The planned Sonoma-Marin Area Rail Transit passenger train linking the two counties is $155 million in the hole, and SMART officials have suggested using all or part of $91 million intended for the project's bike-and-pedestrian path to cover the rail shortfall.
In turn, federal grants would be sought to pay for the path, which would run parallel to the railroad tracks.
But Deb Hubsmith, advocacy director for the Marin County Bicycle Coalition, told the board at a meeting in San Rafael on Wednesday that while bike advocates are willing to help address the shortfall, they do not want to see the path money taken entirely to cover rail costs.
"We want to be proactive about this," she said before the meeting, referring to protecting the path money. "We need to have the path to go ahead as it was planned."
Hubsmith said bike advocates are willing to lobby for a proportionate amount of the shortfall, which she estimated at about $26 million. But they worry that relying entirely on federal dollars for the path would slow work on that aspect of the SMART plan and reduce the ability of local agencies to get those bike dollars.
Hubsmith delivered a letter to the board signed by other Sonoma and Marin bicycle advocates which read, in part: "The SMART pathway has always been a central element of SMART's project. It is essential that the pathway be constructed as was planned, in conjunction with the train and in accordance with the timeline indicated in Measure Q."

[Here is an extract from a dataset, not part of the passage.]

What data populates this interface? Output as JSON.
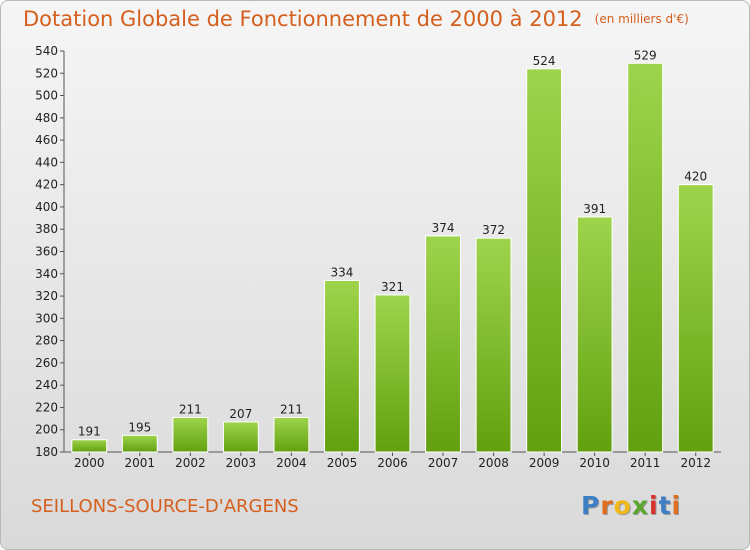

But given the desperate nature of the SMART shortfall, board member and San Rafael Mayor Al Boro said a SMART delegation heading to Washington D.C. next week should inquire about funds for the path.
"We ought to look at whatever may be available to us at the federal level since there apparently is great interest in promoting new ways for people to use their bicycles," he said. "I think you can do that without sacrificing monies that may come to Marin or Sonoma counties if this is pursued in a way that would avoid that."
Boro said later, "One way or the other you want to get the money. If it's more attractive to get the money this way, why not try it?"
Voters in November 2008 approved a quarter-cent sales tax for 20 years to help finance the $540 million project, which included the $91 million for an adjacent bike and pedestrian path. But the downturn in the economy has left the project without full funding and the ability to borrow the needed money to finish the entire project by 2014 as promised.
Since announcing the shortfall in January - brought on by a drop in sales tax revenue - the rail has enlisted the help of the Metropolitan Transportation Commission.
Officials for the commission - the Bay Area's transportation planning agency - pledged in a meeting with SMART representatives last month to work with the rail agency to try to find money to complete the entire 70-mile Larkspur-to-Cloverdale rail line.